3. Martin Rebas' Batman is A Bat of Little Brain
Sometimes Batman just isn't that smart. And sometimes that's for the best. Martin Rebas' strip, What if Batman Had Really Small Brain, shows Batman struggling with the 'endless' part of his endless quest for vengeance. To be fair, he struggles with every other part, as well. The dude is just bad at being Batman, but he's smart enough to know that he's bad at being Batman. He decides to create other Batmen to help him out. His solution is pictured.
Fortunately, he tries to kill other people's parents through strenuous sarcasm. Rebas also takes us through his battle with the Riddler - a real departure from how these battles usually go - and into a new sartorial world of thigh-high boots over his tights.
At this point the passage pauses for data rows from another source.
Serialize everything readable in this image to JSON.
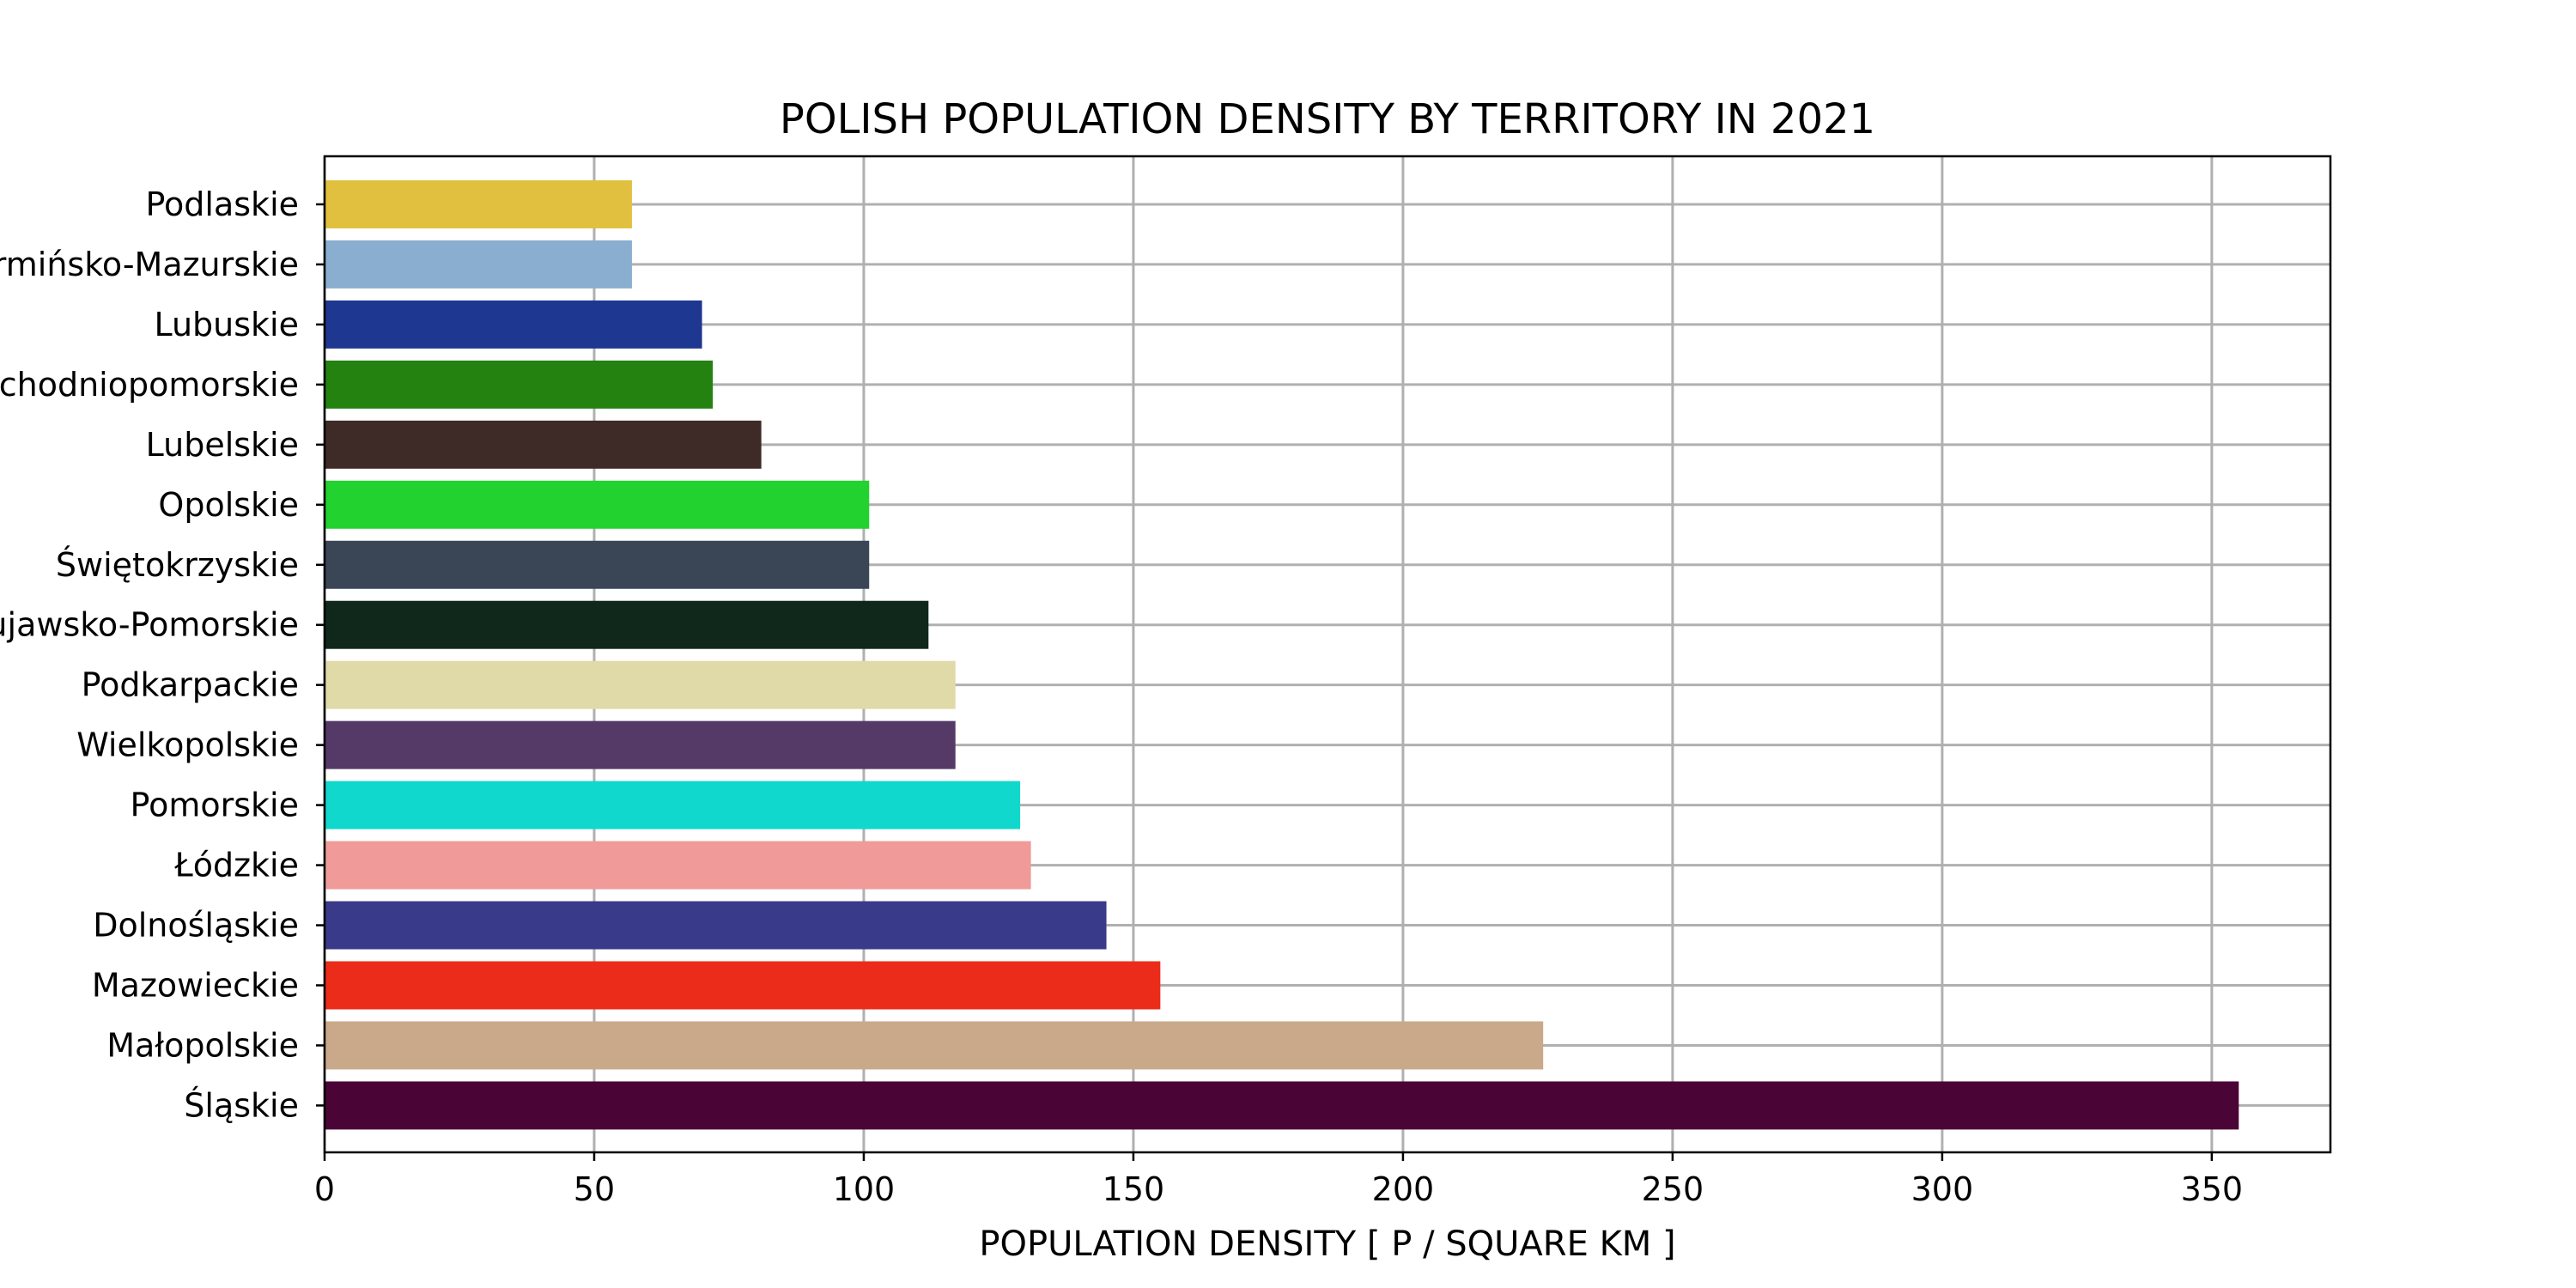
{
  "chart_data": {
    "type": "bar",
    "orientation": "horizontal",
    "title": "POLISH POPULATION DENSITY BY TERRITORY IN 2021",
    "xlabel": "POPULATION DENSITY [ P / SQUARE KM ]",
    "ylabel": "",
    "xlim": [
      0,
      372
    ],
    "xticks": [
      "0",
      "50",
      "100",
      "150",
      "200",
      "250",
      "300",
      "350"
    ],
    "grid": true,
    "categories": [
      "Śląskie",
      "Małopolskie",
      "Mazowieckie",
      "Dolnośląskie",
      "Łódzkie",
      "Pomorskie",
      "Wielkopolskie",
      "Podkarpackie",
      "Kujawsko-Pomorskie",
      "Świętokrzyskie",
      "Opolskie",
      "Lubelskie",
      "Zachodniopomorskie",
      "Lubuskie",
      "Warmińsko-Mazurskie",
      "Podlaskie"
    ],
    "values": [
      355,
      226,
      155,
      145,
      131,
      129,
      117,
      117,
      112,
      101,
      101,
      81,
      72,
      70,
      57,
      57
    ],
    "colors": [
      "#4a0436",
      "#c9a98a",
      "#ec2c1a",
      "#3a3a8a",
      "#f09a9a",
      "#11d8cc",
      "#553a68",
      "#e0daa8",
      "#10281c",
      "#3a4656",
      "#22d22e",
      "#3e2a26",
      "#238210",
      "#1e3790",
      "#8aaed0",
      "#e0c03e"
    ]
  }
}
2. Shortpacked's Batman Can Make Anything Funny
One of the fun things about Shortpacked is that Dave Willis manages to convey his love of Batman and his gentle scoffing at the way Batman's presented, the storyline's he's been in, and the concept in general. Over the years we've seen Batman master Dance Dance Revolution, Tim Drake snark Jason Todd's resurrection, Oracle get frustrated over the fact that most female faces are drawn the same in comics, and Commissioner Gordon finally get fed up with Batman constantly sneaking out and just watch Batman until he is forced to make a less dramatic exit. One of the original takes on Batman, back when the strip was still black-and-white, showed that Batman can make anything funny. And the grimmer he is, the funnier he is. Just take him out of the sprawling be-gargoyled city-scape, and his natural reserve and gravitas make him the funniest character on earth.
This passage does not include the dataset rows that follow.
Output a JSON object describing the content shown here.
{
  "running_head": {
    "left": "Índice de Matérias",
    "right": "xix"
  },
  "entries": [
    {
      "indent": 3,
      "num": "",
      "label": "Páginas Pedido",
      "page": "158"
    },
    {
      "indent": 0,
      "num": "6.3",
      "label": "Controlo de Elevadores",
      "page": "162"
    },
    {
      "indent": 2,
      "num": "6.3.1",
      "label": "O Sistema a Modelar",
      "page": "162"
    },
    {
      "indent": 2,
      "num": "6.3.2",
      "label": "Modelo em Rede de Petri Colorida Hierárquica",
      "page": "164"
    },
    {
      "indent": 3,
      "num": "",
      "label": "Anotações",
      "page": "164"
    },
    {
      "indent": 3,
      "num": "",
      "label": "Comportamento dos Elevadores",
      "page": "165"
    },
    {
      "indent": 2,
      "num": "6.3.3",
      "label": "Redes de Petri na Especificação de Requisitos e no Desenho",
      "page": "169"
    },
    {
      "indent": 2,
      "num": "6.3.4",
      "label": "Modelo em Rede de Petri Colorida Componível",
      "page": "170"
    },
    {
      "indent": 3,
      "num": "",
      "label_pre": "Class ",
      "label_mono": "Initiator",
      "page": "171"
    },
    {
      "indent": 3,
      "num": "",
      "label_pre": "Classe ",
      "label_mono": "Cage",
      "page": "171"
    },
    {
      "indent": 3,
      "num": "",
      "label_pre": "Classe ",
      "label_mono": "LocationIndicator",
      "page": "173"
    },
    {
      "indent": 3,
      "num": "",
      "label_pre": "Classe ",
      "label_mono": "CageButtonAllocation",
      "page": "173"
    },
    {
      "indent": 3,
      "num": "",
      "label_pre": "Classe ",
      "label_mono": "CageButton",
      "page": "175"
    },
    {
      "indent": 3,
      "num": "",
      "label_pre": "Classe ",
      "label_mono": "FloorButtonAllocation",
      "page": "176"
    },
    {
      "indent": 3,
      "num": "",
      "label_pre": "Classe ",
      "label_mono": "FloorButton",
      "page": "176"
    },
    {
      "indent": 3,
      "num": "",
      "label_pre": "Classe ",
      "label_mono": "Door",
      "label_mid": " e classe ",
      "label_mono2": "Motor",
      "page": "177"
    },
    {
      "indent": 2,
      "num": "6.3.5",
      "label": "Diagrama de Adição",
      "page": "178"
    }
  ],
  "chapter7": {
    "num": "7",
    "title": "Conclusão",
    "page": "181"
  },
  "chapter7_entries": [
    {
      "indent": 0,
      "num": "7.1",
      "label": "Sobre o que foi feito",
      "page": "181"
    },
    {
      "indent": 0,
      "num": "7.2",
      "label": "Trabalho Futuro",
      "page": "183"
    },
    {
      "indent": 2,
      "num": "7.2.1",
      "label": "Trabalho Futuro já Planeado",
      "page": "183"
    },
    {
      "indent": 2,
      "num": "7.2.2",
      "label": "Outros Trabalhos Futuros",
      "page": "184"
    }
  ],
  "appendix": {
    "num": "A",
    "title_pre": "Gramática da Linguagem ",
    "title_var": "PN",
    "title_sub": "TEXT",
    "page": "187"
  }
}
1. The Black Cat's Batman is a Family Man
The Black Cat, as she's known on Deviant Art, once did a cute little series of sketches in which a now-anachronous Bruce Wayne, Dick Grayson, Jason Todd, Tim Drake and Terry McGinnis acted like a crime-fighting family, with all the weirdness, in-fighting, and daily monotony that entails. Over time this built up to an integrated DC universe, in which the Superman family, the Arrows, the Green Lanterns, and all of Young Justice have their own personalities and their own relationships. Batman and Sons only takes an occasional peek at what's going on in the Batman Universe, and presents us with such trivial and silly stories as Batman getting the kids a dog, and Alfred getting sick, leaving Batman to become fanatic about cleaning Wayne Manor. Mostly, though, it's just the perfect parody. Every relationship mirrors the relationships established in mainstream DC comics. Every character does the same. Batman's grandiose quest, his overkill when it comes to being grim, his endless adoption of new kids even as he tries to be a loner, and all the kid's squabbling between them come through in this webcomic.
Although every Batman has its own place in my heart, I have to say that this Batman is the kind of Tiny Titans-like funny parody that I'd love to see actually on the shelves.